PostgreSQL DBA(19) - REDO point淺析

husthxd發表於2018-12-20

What's REDO point?

REDO point is the point PostgreSQL start to recover from;that is, the location to write the XLOG record at the moment when the latest checkpoint is started.
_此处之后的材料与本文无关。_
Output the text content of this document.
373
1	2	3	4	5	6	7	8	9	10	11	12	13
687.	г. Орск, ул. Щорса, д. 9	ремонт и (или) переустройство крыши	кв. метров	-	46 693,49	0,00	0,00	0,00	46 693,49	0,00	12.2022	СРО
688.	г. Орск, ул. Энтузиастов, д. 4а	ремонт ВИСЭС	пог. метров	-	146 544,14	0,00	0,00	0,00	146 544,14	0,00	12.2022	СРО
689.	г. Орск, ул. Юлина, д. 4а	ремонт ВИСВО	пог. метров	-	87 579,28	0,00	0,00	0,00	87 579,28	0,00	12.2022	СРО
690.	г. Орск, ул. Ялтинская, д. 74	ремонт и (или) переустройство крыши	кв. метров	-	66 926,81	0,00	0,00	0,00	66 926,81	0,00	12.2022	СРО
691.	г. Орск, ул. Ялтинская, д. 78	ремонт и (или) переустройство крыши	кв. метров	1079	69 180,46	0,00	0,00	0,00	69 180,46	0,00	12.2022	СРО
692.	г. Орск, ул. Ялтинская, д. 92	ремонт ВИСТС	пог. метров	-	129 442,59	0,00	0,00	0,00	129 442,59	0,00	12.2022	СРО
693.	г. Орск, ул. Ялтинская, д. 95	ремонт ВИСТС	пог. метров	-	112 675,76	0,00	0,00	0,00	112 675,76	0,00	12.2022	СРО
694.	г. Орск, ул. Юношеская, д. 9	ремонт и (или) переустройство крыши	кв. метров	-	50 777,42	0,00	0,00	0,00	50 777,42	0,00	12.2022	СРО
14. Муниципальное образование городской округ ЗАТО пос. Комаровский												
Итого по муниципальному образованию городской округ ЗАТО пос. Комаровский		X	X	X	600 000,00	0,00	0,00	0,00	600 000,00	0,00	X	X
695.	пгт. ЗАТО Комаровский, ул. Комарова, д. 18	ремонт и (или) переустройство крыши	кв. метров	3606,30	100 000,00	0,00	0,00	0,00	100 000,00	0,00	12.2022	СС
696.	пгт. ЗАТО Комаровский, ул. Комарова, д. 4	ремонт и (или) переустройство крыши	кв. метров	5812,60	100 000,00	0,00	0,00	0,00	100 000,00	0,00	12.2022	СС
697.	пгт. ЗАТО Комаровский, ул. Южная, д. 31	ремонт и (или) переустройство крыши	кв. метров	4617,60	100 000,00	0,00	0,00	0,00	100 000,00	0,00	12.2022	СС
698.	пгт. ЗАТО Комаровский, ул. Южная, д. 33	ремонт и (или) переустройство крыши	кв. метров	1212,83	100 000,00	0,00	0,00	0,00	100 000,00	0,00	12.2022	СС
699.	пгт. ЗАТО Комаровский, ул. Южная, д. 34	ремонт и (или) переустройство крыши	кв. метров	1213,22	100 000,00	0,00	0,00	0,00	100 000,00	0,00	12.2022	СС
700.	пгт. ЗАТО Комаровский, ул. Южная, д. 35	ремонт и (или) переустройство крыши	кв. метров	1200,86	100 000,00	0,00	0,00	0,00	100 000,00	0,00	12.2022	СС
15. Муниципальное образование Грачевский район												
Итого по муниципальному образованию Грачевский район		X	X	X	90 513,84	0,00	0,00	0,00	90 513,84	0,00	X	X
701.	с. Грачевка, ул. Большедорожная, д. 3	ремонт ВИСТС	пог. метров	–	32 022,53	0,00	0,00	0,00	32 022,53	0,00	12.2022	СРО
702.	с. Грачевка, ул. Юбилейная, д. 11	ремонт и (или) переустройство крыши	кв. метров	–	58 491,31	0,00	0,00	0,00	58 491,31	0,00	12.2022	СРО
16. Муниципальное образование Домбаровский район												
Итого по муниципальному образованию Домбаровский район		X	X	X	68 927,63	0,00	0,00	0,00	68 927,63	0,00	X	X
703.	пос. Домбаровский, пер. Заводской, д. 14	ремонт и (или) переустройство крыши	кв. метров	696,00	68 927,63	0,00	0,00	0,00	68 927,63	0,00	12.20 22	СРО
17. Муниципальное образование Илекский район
REDO point是PostgreSQL啟動恢復的起始點,也就是說REDO point是最後一次checkpoint啟動時寫XLOG Record的位置.

一、REDO point的儲存

checkpointer程式啟動時,從pg_control檔案中獲取Redo point並儲存在記憶體中,在執行checkpoint時更新Redo point為當前即將寫XLOG Record的位置,checkpoint執行成功後把Redo point更新到pg_control檔案中.
類似的,資料庫啟動需要執行恢復時,從pg_control檔案中獲取REDO point進行恢復.
pg_control檔案位於$PGDATA/global目錄中,可透過命令pg_controldata檢視檔案中的內容.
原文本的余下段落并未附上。